OpenAI pulled its Instant Checkout feature in March 2026 after roughly 30 Shopify merchants had gone live. The retreat, noted by Forrester, confirmed what the data already showed: completing a purchase inside an answer engine is the least-adopted consumer use case. Checkout is where agent errors become irreversible. A hallucinated product recommendation wastes a click; an agent that crosses from comparison into cart management generates a chargeback and teaches the customer not to come back. A March 2026 study by Ao, Gao, and Simchi-Levi demonstrated that any delegated multi-agent network is “decision-theoretically dominated” by a centralized decision-maker with the same information — meaning distributed architectures pay a reliability tax that compounds when roles blur. The loss scales with the number of handoffs and the volume of information compressed at each stage.
Mastercard did not build Agent Pay and open-source a Verifiable Intent specification because agent commerce was working.
A reasonable objection is that 1.5% is a rounding error and that step repetition or verification failures are the modes retailers should watch. This is plausible, but only if each agent in the pipeline handles interchangeable, low-stakes tasks. A search agent that repeats a query wastes seconds. A checkout agent that starts browsing invalidates an authorization and potentially charges the customer for the wrong item. The MAST data comes from software-development frameworks, not purchasing pipelines, which means the 1.5% figure likely understates exposure in commerce where role boundaries carry financial and legal weight.

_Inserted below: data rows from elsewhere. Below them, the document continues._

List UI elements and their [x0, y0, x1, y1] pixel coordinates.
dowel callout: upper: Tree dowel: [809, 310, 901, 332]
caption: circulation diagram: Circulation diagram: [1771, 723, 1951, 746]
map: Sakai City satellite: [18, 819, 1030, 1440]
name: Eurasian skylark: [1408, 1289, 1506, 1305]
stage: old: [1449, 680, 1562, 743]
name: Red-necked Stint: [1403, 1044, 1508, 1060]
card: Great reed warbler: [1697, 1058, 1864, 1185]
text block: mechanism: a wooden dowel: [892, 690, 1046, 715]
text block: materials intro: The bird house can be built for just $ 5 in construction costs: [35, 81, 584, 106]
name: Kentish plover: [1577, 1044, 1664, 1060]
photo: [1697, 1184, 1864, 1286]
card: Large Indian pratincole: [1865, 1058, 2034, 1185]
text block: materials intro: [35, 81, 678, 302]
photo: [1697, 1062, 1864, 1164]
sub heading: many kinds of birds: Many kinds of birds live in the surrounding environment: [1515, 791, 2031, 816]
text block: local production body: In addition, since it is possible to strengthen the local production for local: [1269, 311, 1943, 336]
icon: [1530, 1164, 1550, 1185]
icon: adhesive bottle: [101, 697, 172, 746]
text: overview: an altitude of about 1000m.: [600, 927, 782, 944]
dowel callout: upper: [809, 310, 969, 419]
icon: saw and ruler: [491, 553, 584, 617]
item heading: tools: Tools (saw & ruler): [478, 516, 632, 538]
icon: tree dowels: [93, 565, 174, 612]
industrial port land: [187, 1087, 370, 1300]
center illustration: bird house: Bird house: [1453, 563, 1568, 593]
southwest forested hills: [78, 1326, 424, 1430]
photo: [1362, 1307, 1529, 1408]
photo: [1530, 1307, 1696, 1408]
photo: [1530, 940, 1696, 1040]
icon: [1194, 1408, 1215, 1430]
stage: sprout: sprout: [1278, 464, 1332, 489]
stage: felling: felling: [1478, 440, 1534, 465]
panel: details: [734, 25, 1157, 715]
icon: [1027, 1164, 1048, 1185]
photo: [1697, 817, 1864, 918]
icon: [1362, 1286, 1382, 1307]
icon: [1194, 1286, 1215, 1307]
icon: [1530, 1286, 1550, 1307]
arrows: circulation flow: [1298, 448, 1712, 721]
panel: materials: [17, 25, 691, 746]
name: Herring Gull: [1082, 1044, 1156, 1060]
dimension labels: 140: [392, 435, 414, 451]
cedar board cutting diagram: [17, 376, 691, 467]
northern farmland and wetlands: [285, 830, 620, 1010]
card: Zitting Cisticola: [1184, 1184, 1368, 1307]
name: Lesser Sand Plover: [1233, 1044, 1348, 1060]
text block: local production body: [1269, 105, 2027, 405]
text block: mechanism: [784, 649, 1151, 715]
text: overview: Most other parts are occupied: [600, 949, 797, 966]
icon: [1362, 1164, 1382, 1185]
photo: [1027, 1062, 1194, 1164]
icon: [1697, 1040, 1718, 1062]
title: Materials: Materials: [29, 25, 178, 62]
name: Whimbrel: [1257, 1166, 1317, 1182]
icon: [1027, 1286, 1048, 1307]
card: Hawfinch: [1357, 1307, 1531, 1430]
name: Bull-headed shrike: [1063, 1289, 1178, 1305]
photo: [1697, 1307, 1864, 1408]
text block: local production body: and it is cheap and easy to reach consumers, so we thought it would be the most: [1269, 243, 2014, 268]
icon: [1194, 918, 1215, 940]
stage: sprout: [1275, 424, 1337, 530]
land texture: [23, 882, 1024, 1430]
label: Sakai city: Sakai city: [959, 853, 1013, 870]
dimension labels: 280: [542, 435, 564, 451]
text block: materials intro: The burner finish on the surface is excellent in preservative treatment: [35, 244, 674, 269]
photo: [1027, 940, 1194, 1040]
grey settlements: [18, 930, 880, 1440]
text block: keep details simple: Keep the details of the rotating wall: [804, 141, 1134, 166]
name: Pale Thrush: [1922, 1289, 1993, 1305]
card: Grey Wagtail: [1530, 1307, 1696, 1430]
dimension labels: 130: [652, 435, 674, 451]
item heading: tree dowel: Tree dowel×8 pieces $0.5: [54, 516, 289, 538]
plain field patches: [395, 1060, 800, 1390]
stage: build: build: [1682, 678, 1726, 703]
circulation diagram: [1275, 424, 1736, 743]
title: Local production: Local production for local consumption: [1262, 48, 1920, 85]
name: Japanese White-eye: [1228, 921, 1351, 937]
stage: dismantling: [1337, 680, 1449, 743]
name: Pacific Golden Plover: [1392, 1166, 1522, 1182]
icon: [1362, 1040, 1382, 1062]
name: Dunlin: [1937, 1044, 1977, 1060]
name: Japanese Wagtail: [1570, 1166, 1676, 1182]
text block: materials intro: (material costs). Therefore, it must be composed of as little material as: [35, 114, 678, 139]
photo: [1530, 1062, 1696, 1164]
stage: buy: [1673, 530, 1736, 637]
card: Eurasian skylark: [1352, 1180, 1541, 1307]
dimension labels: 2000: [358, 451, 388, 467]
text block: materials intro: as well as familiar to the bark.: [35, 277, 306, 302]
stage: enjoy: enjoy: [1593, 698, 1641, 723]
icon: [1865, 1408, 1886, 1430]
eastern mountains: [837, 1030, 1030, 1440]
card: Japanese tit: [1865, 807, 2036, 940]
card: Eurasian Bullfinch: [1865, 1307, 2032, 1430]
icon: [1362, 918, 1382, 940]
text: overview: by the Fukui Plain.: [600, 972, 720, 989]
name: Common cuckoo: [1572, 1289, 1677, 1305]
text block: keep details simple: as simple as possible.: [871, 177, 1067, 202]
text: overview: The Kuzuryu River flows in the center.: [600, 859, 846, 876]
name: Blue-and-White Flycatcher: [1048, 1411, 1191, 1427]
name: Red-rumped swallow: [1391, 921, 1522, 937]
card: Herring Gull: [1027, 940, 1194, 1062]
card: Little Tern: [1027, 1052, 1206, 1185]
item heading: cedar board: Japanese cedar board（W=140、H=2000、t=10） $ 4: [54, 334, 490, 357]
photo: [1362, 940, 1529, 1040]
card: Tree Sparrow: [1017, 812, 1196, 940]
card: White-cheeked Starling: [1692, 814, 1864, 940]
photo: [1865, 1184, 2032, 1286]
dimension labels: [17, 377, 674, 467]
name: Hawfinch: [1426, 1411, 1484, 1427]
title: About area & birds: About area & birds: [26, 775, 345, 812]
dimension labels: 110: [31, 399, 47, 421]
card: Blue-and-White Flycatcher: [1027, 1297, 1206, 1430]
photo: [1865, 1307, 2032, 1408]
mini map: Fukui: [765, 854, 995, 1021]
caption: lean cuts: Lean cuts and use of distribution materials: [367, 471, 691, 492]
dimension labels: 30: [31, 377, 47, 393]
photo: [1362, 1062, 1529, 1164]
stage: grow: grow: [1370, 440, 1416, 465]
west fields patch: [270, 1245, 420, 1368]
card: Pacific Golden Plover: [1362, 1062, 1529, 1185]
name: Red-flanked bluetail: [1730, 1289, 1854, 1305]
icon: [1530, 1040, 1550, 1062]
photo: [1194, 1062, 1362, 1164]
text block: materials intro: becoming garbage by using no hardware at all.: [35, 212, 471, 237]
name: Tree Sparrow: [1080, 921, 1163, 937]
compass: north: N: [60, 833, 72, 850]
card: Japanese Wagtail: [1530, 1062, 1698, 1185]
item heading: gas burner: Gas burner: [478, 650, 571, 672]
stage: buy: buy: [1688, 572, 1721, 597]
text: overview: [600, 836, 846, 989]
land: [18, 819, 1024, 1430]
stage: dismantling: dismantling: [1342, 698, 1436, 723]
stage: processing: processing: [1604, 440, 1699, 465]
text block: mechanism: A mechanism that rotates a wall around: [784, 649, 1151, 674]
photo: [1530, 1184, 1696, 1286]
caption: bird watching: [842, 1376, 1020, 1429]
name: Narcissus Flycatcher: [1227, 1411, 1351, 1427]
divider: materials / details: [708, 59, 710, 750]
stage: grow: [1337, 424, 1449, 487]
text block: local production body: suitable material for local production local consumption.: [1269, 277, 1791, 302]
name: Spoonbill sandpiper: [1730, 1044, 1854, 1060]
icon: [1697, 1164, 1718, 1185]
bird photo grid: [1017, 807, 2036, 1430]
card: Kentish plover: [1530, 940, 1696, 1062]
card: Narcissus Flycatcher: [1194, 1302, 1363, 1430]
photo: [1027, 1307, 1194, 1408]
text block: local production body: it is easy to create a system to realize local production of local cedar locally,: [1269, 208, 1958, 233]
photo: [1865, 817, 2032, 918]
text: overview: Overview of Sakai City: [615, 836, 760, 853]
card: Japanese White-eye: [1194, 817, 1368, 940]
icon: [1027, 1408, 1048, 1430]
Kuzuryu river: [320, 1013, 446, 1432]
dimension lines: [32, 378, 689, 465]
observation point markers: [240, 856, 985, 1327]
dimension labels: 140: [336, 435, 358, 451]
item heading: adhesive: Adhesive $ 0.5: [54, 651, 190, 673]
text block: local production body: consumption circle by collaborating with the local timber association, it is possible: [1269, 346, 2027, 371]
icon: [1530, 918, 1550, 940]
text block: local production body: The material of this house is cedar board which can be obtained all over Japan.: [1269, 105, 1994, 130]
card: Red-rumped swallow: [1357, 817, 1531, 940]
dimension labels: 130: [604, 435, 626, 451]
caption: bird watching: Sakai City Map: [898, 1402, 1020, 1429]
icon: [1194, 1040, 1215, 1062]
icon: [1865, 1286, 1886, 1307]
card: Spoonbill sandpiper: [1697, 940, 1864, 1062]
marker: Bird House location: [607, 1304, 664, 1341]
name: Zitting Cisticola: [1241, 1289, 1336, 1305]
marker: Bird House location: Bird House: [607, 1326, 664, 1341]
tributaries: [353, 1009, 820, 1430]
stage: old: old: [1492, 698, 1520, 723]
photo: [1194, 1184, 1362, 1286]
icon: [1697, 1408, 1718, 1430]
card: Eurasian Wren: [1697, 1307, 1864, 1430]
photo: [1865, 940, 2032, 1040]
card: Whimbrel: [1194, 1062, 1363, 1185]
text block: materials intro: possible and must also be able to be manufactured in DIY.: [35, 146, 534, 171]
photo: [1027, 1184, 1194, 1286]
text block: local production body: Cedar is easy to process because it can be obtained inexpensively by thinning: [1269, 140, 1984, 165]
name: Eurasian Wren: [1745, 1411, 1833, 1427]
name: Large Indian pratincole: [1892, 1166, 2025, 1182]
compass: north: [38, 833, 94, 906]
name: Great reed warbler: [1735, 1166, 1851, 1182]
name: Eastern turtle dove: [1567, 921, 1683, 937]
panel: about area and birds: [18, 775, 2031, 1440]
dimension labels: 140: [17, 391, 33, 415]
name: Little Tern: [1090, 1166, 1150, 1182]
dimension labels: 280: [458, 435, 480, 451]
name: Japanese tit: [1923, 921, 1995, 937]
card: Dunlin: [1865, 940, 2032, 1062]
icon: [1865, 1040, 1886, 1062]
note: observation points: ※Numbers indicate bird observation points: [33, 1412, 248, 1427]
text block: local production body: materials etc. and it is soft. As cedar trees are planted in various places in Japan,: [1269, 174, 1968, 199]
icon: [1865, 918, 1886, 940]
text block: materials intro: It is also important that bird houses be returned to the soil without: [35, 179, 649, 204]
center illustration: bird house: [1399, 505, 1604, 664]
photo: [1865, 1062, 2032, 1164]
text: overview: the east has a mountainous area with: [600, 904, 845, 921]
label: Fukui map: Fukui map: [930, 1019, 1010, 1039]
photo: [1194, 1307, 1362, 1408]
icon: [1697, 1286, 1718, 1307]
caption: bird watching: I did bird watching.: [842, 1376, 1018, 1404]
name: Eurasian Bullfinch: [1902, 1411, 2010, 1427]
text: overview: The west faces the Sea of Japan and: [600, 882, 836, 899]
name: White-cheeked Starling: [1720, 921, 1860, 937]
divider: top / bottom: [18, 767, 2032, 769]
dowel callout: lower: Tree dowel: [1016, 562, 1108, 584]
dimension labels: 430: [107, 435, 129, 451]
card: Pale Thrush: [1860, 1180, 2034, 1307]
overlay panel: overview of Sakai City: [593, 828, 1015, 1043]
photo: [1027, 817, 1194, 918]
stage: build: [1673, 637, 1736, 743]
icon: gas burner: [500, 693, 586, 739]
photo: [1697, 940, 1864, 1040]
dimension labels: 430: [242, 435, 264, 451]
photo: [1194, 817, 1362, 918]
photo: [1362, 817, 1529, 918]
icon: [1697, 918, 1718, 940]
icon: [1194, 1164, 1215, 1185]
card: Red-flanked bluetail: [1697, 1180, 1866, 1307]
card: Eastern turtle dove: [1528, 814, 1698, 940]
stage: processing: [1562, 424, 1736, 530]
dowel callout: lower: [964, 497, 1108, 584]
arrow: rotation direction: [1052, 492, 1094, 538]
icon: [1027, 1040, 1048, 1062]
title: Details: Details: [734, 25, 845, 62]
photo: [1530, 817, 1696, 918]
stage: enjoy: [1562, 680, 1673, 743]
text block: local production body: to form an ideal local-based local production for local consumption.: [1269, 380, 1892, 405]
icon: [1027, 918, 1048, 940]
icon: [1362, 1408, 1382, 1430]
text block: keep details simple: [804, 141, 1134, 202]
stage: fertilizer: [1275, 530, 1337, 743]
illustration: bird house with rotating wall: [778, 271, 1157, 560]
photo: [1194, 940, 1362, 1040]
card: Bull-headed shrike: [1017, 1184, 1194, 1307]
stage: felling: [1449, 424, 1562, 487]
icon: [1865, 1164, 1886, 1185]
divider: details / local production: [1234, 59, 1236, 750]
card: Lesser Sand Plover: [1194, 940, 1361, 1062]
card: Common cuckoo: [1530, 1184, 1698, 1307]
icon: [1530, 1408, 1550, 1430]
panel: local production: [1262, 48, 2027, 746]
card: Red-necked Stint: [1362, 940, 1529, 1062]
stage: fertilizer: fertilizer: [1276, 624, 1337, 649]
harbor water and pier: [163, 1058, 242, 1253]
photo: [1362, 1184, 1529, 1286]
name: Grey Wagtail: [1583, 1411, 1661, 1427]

The infrastructure race has centered on protocols: Mastercard’s tokenized agent credentials, Shopify’s agentic storefronts, Google’s and OpenAI’s competing commerce standards. These solve identity and payment plumbing. They do not solve role governance inside the agent pipeline itself. If retailers build purchasing flows on specialized agent architectures without enforcing which agent does what and when, they will discover what the MAST researchers already measured: the system fails not because individual agents are incompetent, but because nobody enforced the org chart.